On Monday, July 11, 2011 17:20:31 Rich Felker wrote:
> On Mon, Jul 11, 2011 at 11:19:01AM -0400, Mike Frysinger wrote:
> > > in addition to that, the braces only get expanded if the usage warrants
> > > it. so if the braces are quoted, or dont follow the simple syntax, the
> > > braces get passed through like any other char.
> > > 
> > > $ echo {0..10
> > > {0..10
> > > $ echo '{0..10}'
> > > {0..10}
> > > 
> > > i doubt many scripts will hit this
> 
> Irrelevant. Some will. and you break them. Bash does not break them
> because brace expansion is off-by-default in non-interactive shells.

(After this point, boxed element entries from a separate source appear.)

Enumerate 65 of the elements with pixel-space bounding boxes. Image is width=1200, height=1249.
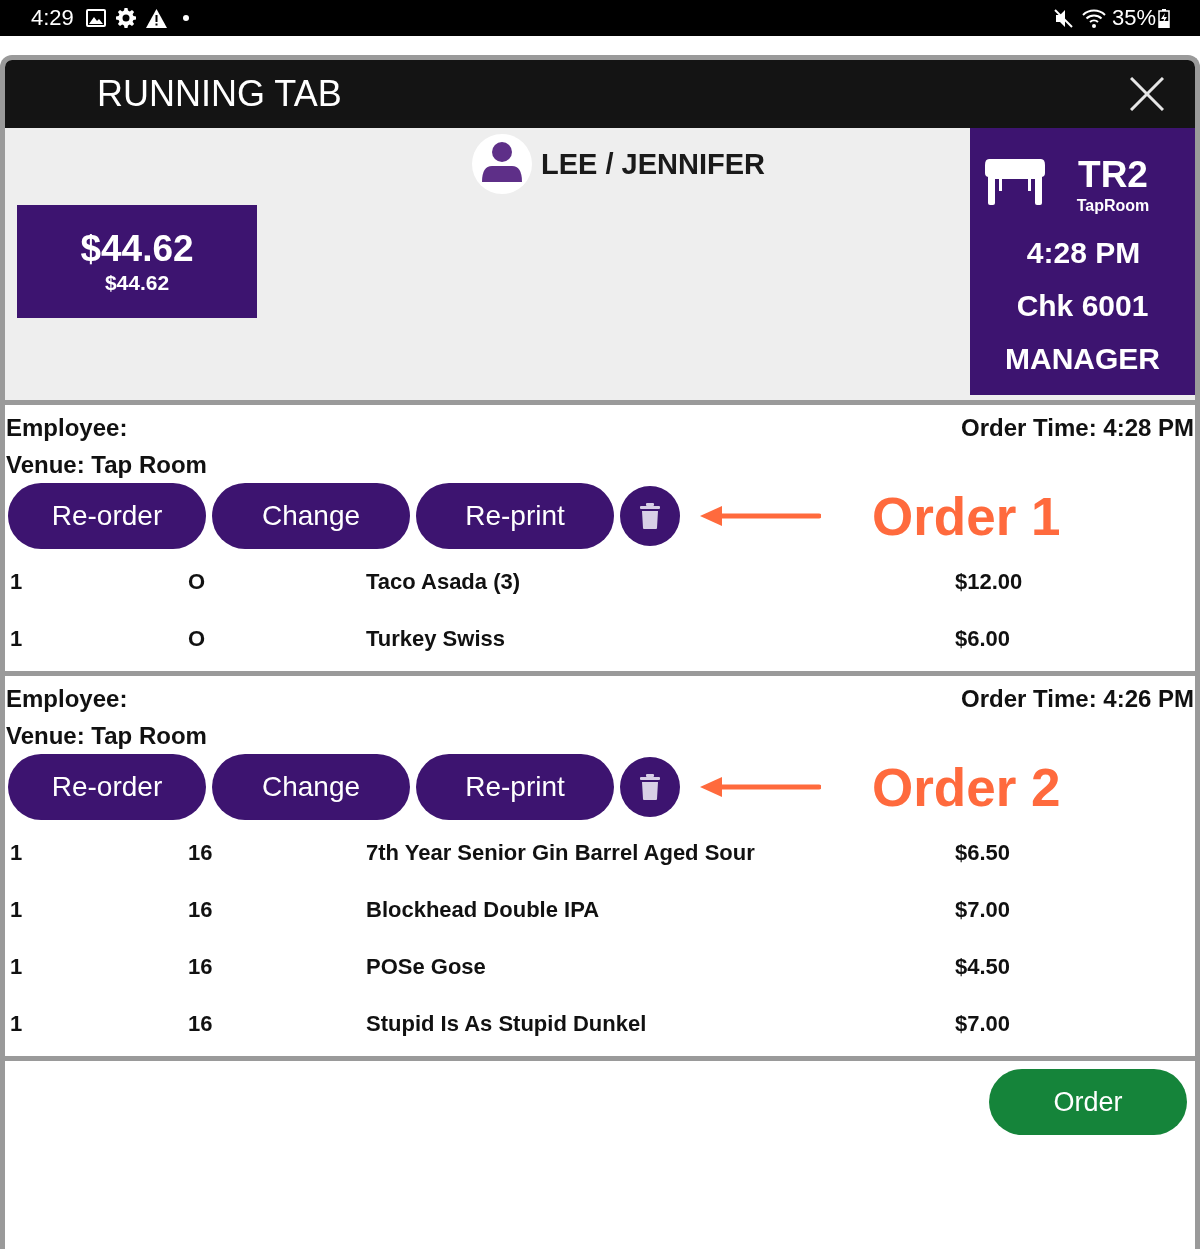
area-name: TapRoom bbox=[1076, 196, 1150, 216]
employee-label: Employee: bbox=[6, 683, 128, 714]
warning-icon bbox=[145, 8, 167, 28]
item-name: Stupid Is As Stupid Dunkel bbox=[366, 1010, 648, 1038]
order-annotation: Order 1 bbox=[872, 489, 1061, 543]
item-quantity: 1 bbox=[10, 568, 24, 596]
close-icon bbox=[1130, 77, 1164, 111]
item-name: Turkey Swiss bbox=[366, 625, 506, 653]
item-quantity: 1 bbox=[10, 896, 24, 924]
order-annotation: Order 2 bbox=[872, 760, 1061, 814]
reprint-button[interactable]: Re-print bbox=[416, 754, 614, 820]
item-price: $7.00 bbox=[955, 1010, 1012, 1038]
customer-name: LEE / JENNIFER bbox=[541, 149, 765, 179]
item-code: 16 bbox=[188, 1010, 214, 1038]
check-time: 4:28 PM bbox=[1026, 235, 1141, 271]
item-price: $7.00 bbox=[955, 896, 1012, 924]
item-code: O bbox=[188, 625, 207, 653]
item-name: 7th Year Senior Gin Barrel Aged Sour bbox=[366, 839, 756, 867]
item-quantity: 1 bbox=[10, 1010, 24, 1038]
check-number: Chk 6001 bbox=[1016, 288, 1149, 324]
delete-button[interactable] bbox=[620, 757, 680, 817]
order-time: Order Time: 4:26 PM bbox=[961, 683, 1194, 714]
image-icon bbox=[85, 9, 106, 27]
reorder-button[interactable]: Re-order bbox=[8, 754, 206, 820]
status-time: 4:29 bbox=[31, 7, 74, 29]
item-quantity: 1 bbox=[10, 839, 24, 867]
total-amount: $44.62 bbox=[80, 227, 194, 270]
table-number: TR2 bbox=[1078, 155, 1148, 195]
item-quantity: 1 bbox=[10, 625, 24, 653]
battery-percent: 35% bbox=[1111, 7, 1156, 29]
trash-icon bbox=[640, 774, 660, 800]
mute-icon bbox=[1053, 8, 1073, 28]
close-button[interactable] bbox=[1127, 74, 1167, 114]
item-price: $6.00 bbox=[955, 625, 1012, 653]
item-code: 16 bbox=[188, 953, 214, 981]
item-code: 16 bbox=[188, 839, 214, 867]
server-role: MANAGER bbox=[1005, 341, 1160, 377]
venue-label: Venue: Tap Room bbox=[6, 449, 207, 480]
item-name: POSe Gose bbox=[366, 953, 487, 981]
item-quantity: 1 bbox=[10, 953, 24, 981]
reprint-button[interactable]: Re-print bbox=[416, 483, 614, 549]
item-code: O bbox=[188, 568, 207, 596]
item-price: $6.50 bbox=[955, 839, 1012, 867]
change-button[interactable]: Change bbox=[212, 754, 410, 820]
delete-button[interactable] bbox=[620, 486, 680, 546]
trash-icon bbox=[640, 503, 660, 529]
battery-icon bbox=[1158, 8, 1170, 28]
item-name: Blockhead Double IPA bbox=[366, 896, 601, 924]
order-button[interactable]: Order bbox=[989, 1069, 1187, 1135]
avatar-icon bbox=[472, 134, 532, 194]
item-code: 16 bbox=[188, 896, 214, 924]
venue-label: Venue: Tap Room bbox=[6, 720, 207, 751]
table-icon bbox=[985, 157, 1045, 205]
subtotal-amount: $44.62 bbox=[104, 269, 170, 296]
item-name: Taco Asada (3) bbox=[366, 568, 522, 596]
settings-icon bbox=[115, 8, 136, 28]
item-price: $12.00 bbox=[955, 568, 1024, 596]
change-button[interactable]: Change bbox=[212, 483, 410, 549]
item-price: $4.50 bbox=[955, 953, 1012, 981]
wifi-icon bbox=[1081, 8, 1106, 28]
reorder-button[interactable]: Re-order bbox=[8, 483, 206, 549]
order-time: Order Time: 4:28 PM bbox=[961, 412, 1194, 443]
employee-label: Employee: bbox=[6, 412, 128, 443]
dot-icon bbox=[182, 15, 189, 21]
dialog-title: RUNNING TAB bbox=[97, 76, 342, 112]
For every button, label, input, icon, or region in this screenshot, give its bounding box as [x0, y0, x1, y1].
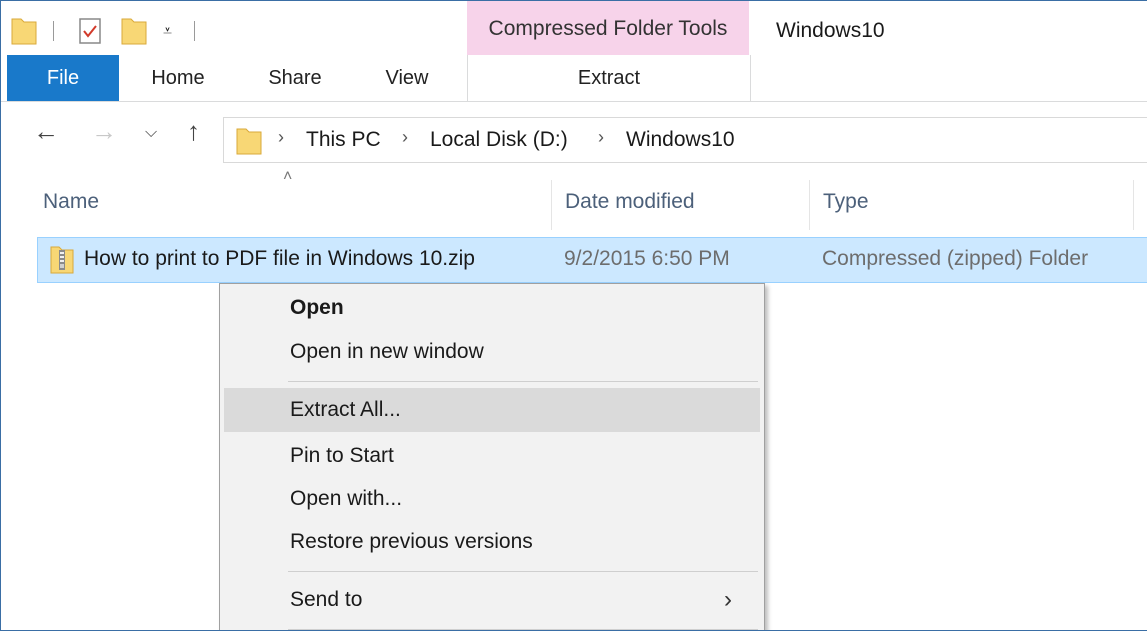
forward-arrow-icon[interactable]: →: [91, 116, 117, 147]
ribbon-tabs: File Home Share View Extract: [1, 55, 1147, 102]
recent-locations-chevron-icon[interactable]: ⌵: [145, 124, 157, 142]
file-name: How to print to PDF file in Windows 10.z…: [84, 247, 475, 270]
menu-item-label: Open in new window: [290, 340, 484, 363]
title-bar: ⩡ Compressed Folder Tools Windows10: [1, 1, 1147, 55]
chevron-right-icon[interactable]: ›: [278, 127, 284, 148]
chevron-right-icon: ›: [724, 586, 732, 613]
file-row-selected[interactable]: How to print to PDF file in Windows 10.z…: [37, 237, 1147, 283]
address-bar[interactable]: › This PC › Local Disk (D:) › Windows10: [223, 117, 1147, 163]
context-tab-header: Compressed Folder Tools: [467, 1, 749, 55]
tab-extract[interactable]: Extract: [467, 55, 751, 101]
folder-icon[interactable]: [11, 15, 37, 45]
menu-item-open-in-new-window[interactable]: Open in new window: [224, 330, 760, 374]
chevron-right-icon[interactable]: ›: [402, 127, 408, 148]
new-folder-icon[interactable]: [121, 15, 147, 45]
back-arrow-icon[interactable]: ←: [33, 116, 59, 147]
menu-item-pin-to-start[interactable]: Pin to Start: [224, 434, 760, 478]
menu-item-open[interactable]: Open: [224, 286, 760, 330]
zip-folder-icon: [50, 246, 74, 274]
tab-home[interactable]: Home: [133, 55, 223, 101]
column-divider[interactable]: [1133, 180, 1134, 230]
column-divider[interactable]: [809, 180, 810, 230]
tab-share[interactable]: Share: [251, 55, 339, 101]
menu-item-send-to[interactable]: Send to ›: [224, 578, 760, 622]
file-explorer-window: ⩡ Compressed Folder Tools Windows10 File…: [0, 0, 1147, 631]
folder-icon: [236, 128, 262, 155]
separator: [194, 21, 195, 41]
menu-item-label: Extract All...: [290, 398, 401, 421]
menu-item-label: Open with...: [290, 487, 403, 510]
menu-item-label: Pin to Start: [290, 444, 394, 467]
properties-icon[interactable]: [79, 18, 101, 44]
tab-file[interactable]: File: [7, 55, 119, 101]
file-date-modified: 9/2/2015 6:50 PM: [564, 247, 730, 270]
customize-quick-access-icon[interactable]: ⩡: [163, 23, 172, 41]
chevron-right-icon[interactable]: ›: [598, 127, 604, 148]
menu-item-open-with[interactable]: Open with...: [224, 477, 760, 521]
column-name[interactable]: Name: [43, 190, 99, 214]
sort-ascending-icon: ˄: [283, 168, 293, 185]
file-type: Compressed (zipped) Folder: [822, 247, 1089, 270]
breadcrumb-windows10[interactable]: Windows10: [626, 128, 735, 152]
context-tab-label: Compressed Folder Tools: [488, 17, 728, 40]
menu-item-label: Open: [290, 296, 344, 319]
window-title: Windows10: [776, 19, 885, 42]
menu-separator: [288, 629, 758, 630]
menu-item-restore-previous-versions[interactable]: Restore previous versions: [224, 520, 760, 564]
up-arrow-icon[interactable]: ↑: [187, 116, 200, 147]
menu-separator: [288, 381, 758, 382]
column-type[interactable]: Type: [823, 190, 869, 214]
menu-item-label: Restore previous versions: [290, 530, 533, 553]
menu-item-label: Send to: [290, 588, 363, 611]
tab-view[interactable]: View: [367, 55, 447, 101]
breadcrumb-this-pc[interactable]: This PC: [306, 128, 381, 152]
menu-separator: [288, 571, 758, 572]
column-date-modified[interactable]: Date modified: [565, 190, 695, 214]
breadcrumb-local-disk[interactable]: Local Disk (D:): [430, 128, 568, 152]
menu-item-extract-all[interactable]: Extract All...: [224, 388, 760, 432]
navigation-bar: ← → ⌵ ↑ › This PC › Local Disk (D:) › Wi…: [1, 102, 1147, 174]
context-menu: Open Open in new window Extract All... P…: [219, 283, 765, 630]
column-divider[interactable]: [551, 180, 552, 230]
separator: [53, 21, 54, 41]
column-headers: ˄ Name Date modified Type: [1, 168, 1147, 232]
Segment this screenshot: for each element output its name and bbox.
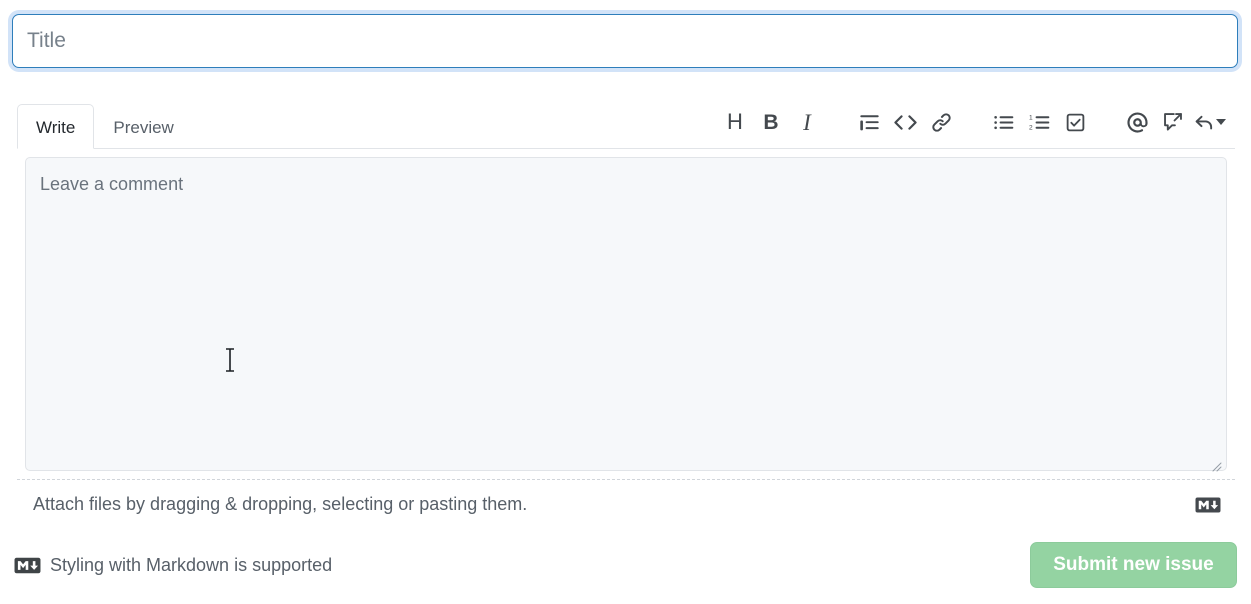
code-icon[interactable]: [887, 105, 923, 139]
tab-write[interactable]: Write: [17, 104, 95, 149]
issue-title-input[interactable]: [12, 14, 1238, 68]
form-actions: Styling with Markdown is supported Submi…: [14, 541, 1237, 589]
link-icon[interactable]: [923, 105, 959, 139]
svg-text:1: 1: [1029, 114, 1033, 121]
attach-files-bar[interactable]: Attach files by dragging & dropping, sel…: [17, 479, 1235, 529]
issue-title-field-wrapper: [12, 14, 1238, 68]
svg-text:2: 2: [1029, 124, 1033, 131]
markdown-supported-label: Styling with Markdown is supported: [50, 554, 333, 575]
bulleted-list-icon[interactable]: [985, 105, 1021, 139]
bold-icon[interactable]: B: [753, 105, 789, 139]
tab-preview[interactable]: Preview: [94, 104, 192, 149]
write-preview-tabnav: Write Preview: [17, 97, 193, 149]
markdown-icon: [14, 557, 41, 574]
toolbar-group-references: [1119, 105, 1227, 139]
task-list-icon[interactable]: [1057, 105, 1093, 139]
chevron-down-icon[interactable]: [1215, 119, 1226, 125]
toolbar-group-text: H B I: [717, 105, 825, 139]
heading-icon[interactable]: H: [717, 105, 753, 139]
submit-new-issue-button[interactable]: Submit new issue: [1030, 542, 1237, 588]
saved-reply-icon[interactable]: [1191, 105, 1227, 139]
heading-glyph: H: [727, 109, 743, 134]
tab-write-label: Write: [36, 118, 76, 137]
toolbar-group-lists: 1 2: [985, 105, 1093, 139]
comment-box: Write Preview H B I 1 2 Leave a comment …: [17, 96, 1235, 530]
tab-preview-label: Preview: [113, 118, 174, 137]
markdown-icon[interactable]: [1195, 497, 1221, 513]
mention-icon[interactable]: [1119, 105, 1155, 139]
numbered-list-icon[interactable]: 1 2: [1021, 105, 1057, 139]
italic-glyph: I: [803, 109, 811, 135]
quote-icon[interactable]: [851, 105, 887, 139]
comment-body: [17, 149, 1235, 479]
markdown-toolbar: H B I 1 2: [717, 96, 1227, 148]
cross-reference-icon[interactable]: [1155, 105, 1191, 139]
comment-textarea[interactable]: [25, 157, 1227, 471]
italic-icon[interactable]: I: [789, 105, 825, 139]
comment-box-header: Write Preview H B I 1 2: [17, 96, 1235, 149]
bold-glyph: B: [763, 110, 779, 134]
markdown-supported-note[interactable]: Styling with Markdown is supported: [14, 555, 332, 576]
new-issue-form: Write Preview H B I: [0, 0, 1251, 604]
attach-files-text: Attach files by dragging & dropping, sel…: [33, 494, 528, 514]
toolbar-group-block: [851, 105, 959, 139]
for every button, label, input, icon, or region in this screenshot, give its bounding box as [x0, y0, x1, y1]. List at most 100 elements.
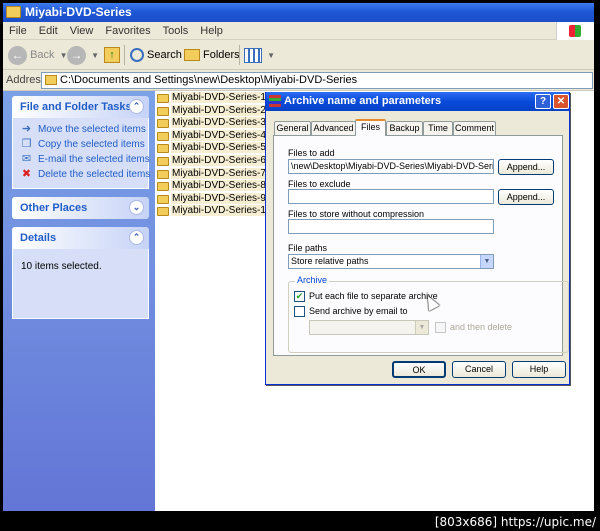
dialog-title: Archive name and parameters — [284, 95, 442, 107]
archive-dialog: Archive name and parameters ? ✕ General … — [265, 92, 570, 385]
dialog-titlebar[interactable]: Archive name and parameters ? ✕ — [266, 92, 569, 111]
file-list: Miyabi-DVD-Series-1 Miyabi-DVD-Series-2 … — [156, 92, 276, 218]
email-recipient-select: ▼ — [309, 320, 429, 335]
panel-title: File and Folder Tasks — [20, 101, 132, 113]
email-archive-checkbox[interactable] — [294, 306, 305, 317]
forward-button[interactable]: → ▼ — [67, 44, 99, 66]
folder-icon — [157, 94, 169, 103]
back-arrow-icon: ← — [8, 45, 27, 65]
email-archive-label: Send archive by email to — [309, 306, 408, 316]
menu-help[interactable]: Help — [194, 22, 229, 40]
folder-name: Miyabi-DVD-Series-3 — [171, 117, 267, 129]
back-label: Back — [30, 49, 55, 61]
list-item[interactable]: Miyabi-DVD-Series-8 — [156, 180, 276, 193]
list-item[interactable]: Miyabi-DVD-Series-3 — [156, 117, 276, 130]
collapse-chevron-icon[interactable]: ⌃ — [129, 230, 144, 245]
files-to-add-field[interactable]: \new\Desktop\Miyabi-DVD-Series\Miyabi-DV… — [288, 159, 494, 174]
append-add-button[interactable]: Append... — [498, 159, 554, 175]
separate-archive-checkbox[interactable]: ✔ — [294, 291, 305, 302]
folder-icon — [6, 6, 21, 18]
copy-icon: ❐ — [21, 138, 32, 150]
search-button[interactable]: Search — [130, 44, 182, 66]
list-item[interactable]: Miyabi-DVD-Series-7 — [156, 167, 276, 181]
list-item[interactable]: Miyabi-DVD-Series-5 — [156, 142, 276, 155]
folders-label: Folders — [203, 49, 240, 61]
views-icon — [244, 47, 262, 63]
store-without-compression-label: Files to store without compression — [288, 209, 425, 219]
folder-name: Miyabi-DVD-Series-1 — [171, 92, 267, 103]
folder-icon — [157, 169, 169, 179]
help-button[interactable]: Help — [512, 361, 566, 378]
folder-icon — [157, 207, 169, 217]
address-path: C:\Documents and Settings\new\Desktop\Mi… — [60, 74, 358, 86]
chevron-down-icon: ▼ — [415, 321, 428, 334]
search-label: Search — [147, 49, 182, 61]
file-folder-tasks-header[interactable]: File and Folder Tasks ⌃ — [12, 96, 149, 118]
folder-name: Miyabi-DVD-Series-10 — [171, 205, 273, 217]
list-item[interactable]: Miyabi-DVD-Series-6 — [156, 154, 276, 168]
then-delete-checkbox — [435, 322, 446, 333]
list-item[interactable]: Miyabi-DVD-Series-2 — [156, 104, 276, 118]
chevron-down-icon: ▼ — [91, 51, 99, 60]
file-paths-value: Store relative paths — [291, 256, 369, 266]
task-move[interactable]: ➜ Move the selected items — [21, 122, 146, 137]
then-delete-label: and then delete — [450, 322, 513, 332]
menu-edit[interactable]: Edit — [33, 22, 64, 40]
file-paths-label: File paths — [288, 243, 328, 253]
folder-icon — [157, 131, 169, 141]
store-without-compression-field[interactable] — [288, 219, 494, 234]
list-item[interactable]: Miyabi-DVD-Series-9 — [156, 192, 276, 206]
task-delete[interactable]: ✖ Delete the selected items — [21, 167, 150, 182]
list-item[interactable]: Miyabi-DVD-Series-10 — [156, 205, 276, 218]
address-field[interactable]: C:\Documents and Settings\new\Desktop\Mi… — [41, 72, 593, 89]
folder-name: Miyabi-DVD-Series-6 — [171, 154, 267, 166]
files-to-add-label: Files to add — [288, 148, 335, 158]
append-exclude-button[interactable]: Append... — [498, 189, 554, 205]
other-places-header[interactable]: Other Places ⌄ — [12, 197, 149, 219]
list-item[interactable]: Miyabi-DVD-Series-4 — [156, 129, 276, 143]
cancel-button[interactable]: Cancel — [452, 361, 506, 378]
chevron-down-icon: ▼ — [267, 51, 275, 60]
tab-general[interactable]: General — [274, 121, 311, 135]
window-titlebar[interactable]: Miyabi-DVD-Series — [3, 3, 594, 22]
up-folder-icon: ↑ — [104, 47, 120, 64]
menu-view[interactable]: View — [64, 22, 100, 40]
delete-icon: ✖ — [21, 168, 32, 180]
task-copy[interactable]: ❐ Copy the selected items — [21, 137, 145, 152]
window-title: Miyabi-DVD-Series — [25, 5, 132, 19]
tab-files[interactable]: Files — [355, 119, 386, 136]
file-paths-select[interactable]: Store relative paths ▼ — [288, 254, 494, 269]
details-header[interactable]: Details ⌃ — [12, 227, 149, 249]
menu-file[interactable]: File — [3, 22, 33, 40]
details-panel: Details ⌃ 10 items selected. — [12, 227, 149, 319]
tab-comment[interactable]: Comment — [453, 121, 496, 135]
panel-title: Other Places — [20, 202, 88, 214]
task-email[interactable]: ✉ E-mail the selected items — [21, 152, 150, 167]
tab-time[interactable]: Time — [423, 121, 453, 135]
watermark: [803x686] https://upic.me/ — [434, 515, 596, 529]
tab-backup[interactable]: Backup — [386, 121, 423, 135]
close-button[interactable]: ✕ — [553, 94, 569, 109]
collapse-chevron-icon[interactable]: ⌃ — [129, 99, 144, 114]
up-folder-button[interactable]: ↑ — [104, 44, 120, 66]
file-folder-tasks-panel: File and Folder Tasks ⌃ ➜ Move the select… — [12, 96, 150, 189]
menu-favorites[interactable]: Favorites — [99, 22, 156, 40]
expand-chevron-icon[interactable]: ⌄ — [129, 200, 144, 215]
files-to-exclude-field[interactable] — [288, 189, 494, 204]
menu-tools[interactable]: Tools — [157, 22, 195, 40]
list-item[interactable]: Miyabi-DVD-Series-1 — [156, 92, 276, 105]
back-button[interactable]: ← Back ▼ — [8, 44, 68, 66]
tab-advanced[interactable]: Advanced — [311, 121, 356, 135]
views-button[interactable]: ▼ — [244, 44, 275, 66]
folders-button[interactable]: Folders — [184, 44, 240, 66]
task-label: Copy the selected items — [38, 139, 145, 150]
ok-button[interactable]: OK — [392, 361, 446, 378]
help-question-button[interactable]: ? — [535, 94, 551, 109]
windows-logo-icon — [556, 22, 594, 40]
files-to-exclude-label: Files to exclude — [288, 179, 351, 189]
folder-name: Miyabi-DVD-Series-2 — [171, 104, 267, 116]
task-label: Move the selected items — [38, 124, 146, 135]
chevron-down-icon[interactable]: ▼ — [480, 255, 493, 268]
folder-name: Miyabi-DVD-Series-4 — [171, 129, 267, 141]
folder-name: Miyabi-DVD-Series-9 — [171, 192, 267, 204]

sorry, but that's incorrect.  bash does brace expansion by default.  only `set 
+B` turns it off.  the man page says this, as does simple testing.

$ readlink /bin/sh
bash
$ sh -c 'echo {a,b}'
a b
$ printf '#!/bin/sh\necho {a,b}' > test.sh
$ sh ./test.sh
a b
$ chmod a+rx test.sh
$ ./test.sh
a b

> > also worth noting that the brace is already a semi-reserved character
> > in POSIX itself.  you get semi-subshells and functions with it.  so
> > concern about it being reserved is kind of a red herring.
> 
> Completely different context, also irrelevant. POSIX specifies that
> "echo {a,b}" prints the string "{a,b}" not "a b".

my point is that the breakage is minor and the real world impact is 
insignificant at best.  and, again, if *you* dont want this behavior, then 
*dont enable it in your busybox config*.